I haven’t been posting here very often as my medical and disability issues got kind of intense. I went on short-term disability for a couple of months, and am going to stop working full time for a little while. While I’m leaving my job at Socialtext, I’m going to continue contracting for them on an occasional basis.
Working at Socialtext was an intense experience, less like drinking from the firehose and more like being blasted by a giant non stop river of information and communication. It was very interesting “ambient work.” I hung out with my co-workers on many wikis, on chat, irc, over email, and sometimes in person.
Tony Bowden, Casey West, and Dan Bricklin worked with me on an open source release of Socialcalc and on planning its possibilities, as well as working on open source licensing and legal issues. I was on call any time for Ingy döt Net to test his wiki hacks and help him debug, and Perl goddess Kirsten Jones was always around to help me with my questions. I got to hang out in Socialtext’s co-working space and have some great conversations with Adina Levin and Pete Kaminski, and especially appreciated Adina’s willingness to listen and to take time to act as a mentor. Chris Dent wrote so much great & thoughtful wiki theory and thoughts on software development; I just wish I had gotten to pair with him on a project, but maybe sometime in the future. It was great working with Jon Prettyman, Chris McMahon, Shawn Scantland, and Ken Pier on new releases, and any time I got to work with or hang out with Lyssa Kaehler, Zac Bir, Melissa Ness, or Brandon Noard it was a pleasure. Probably the nicest part of working at Socialtext, I mean besides the decadent hot tub parties, was getting to team up with Luke Closs, whose super clear explanations and agile coaching totally rocked my world. Seriously, I can’t say enough good things about the engineering, support, and QA crew at Socialtext.

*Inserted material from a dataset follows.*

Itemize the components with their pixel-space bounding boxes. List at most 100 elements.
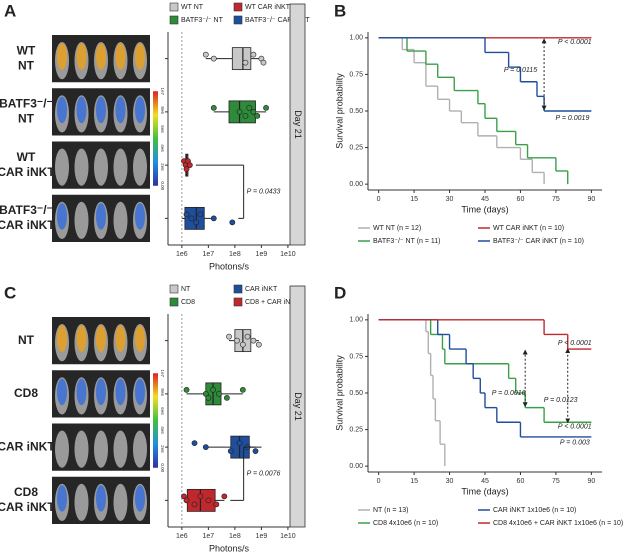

Then, I think of how Socialtext basically paid me to spend time helping with things like BarCampBlock and Wiki Wednesday. The Wiki Wednesdays were especially lovely. It was kind of funny, because all the literary readings I have run in the past turn out the same way; an eclectic crowd of people who don’t know each other and wouldn’t otherwise have met, kicking around ideas in a laid back atmosphere — rather than big events that are lecture-style. I also really like to find interesting people who are not the usual suspects; who are total rock stars but in a small niche that is not visible to people who are rock stars in other niches. Anyway, it was through Wiki Wednesday (and sometimes through random co-working arrangements) that I met fun and inspiring people like Eugene Eric Kim, Jack Herrick, Eszter Hargittai, Bryan Pendleton, Betsy Megas, and Philip Neustrom.
Wiki Wednesday is continuing, run once again by Socialtext’s social media visionary Ross Mayfield. I hope that a good crowd of people from different wiki communities, platforms, and companies will flock to the event. Other local wiki events coming up: the Freebase User Group run by Kirrily Robert at Metaweb, which just happened, but another one is coming up in April. And then, a fantastic-sounding wiki event I haven’t been to yet, Recent Changes Camp, which will happen May 9-11 in Palo Alto, and which I hope will be as good as the past ones in Portland and Montreal.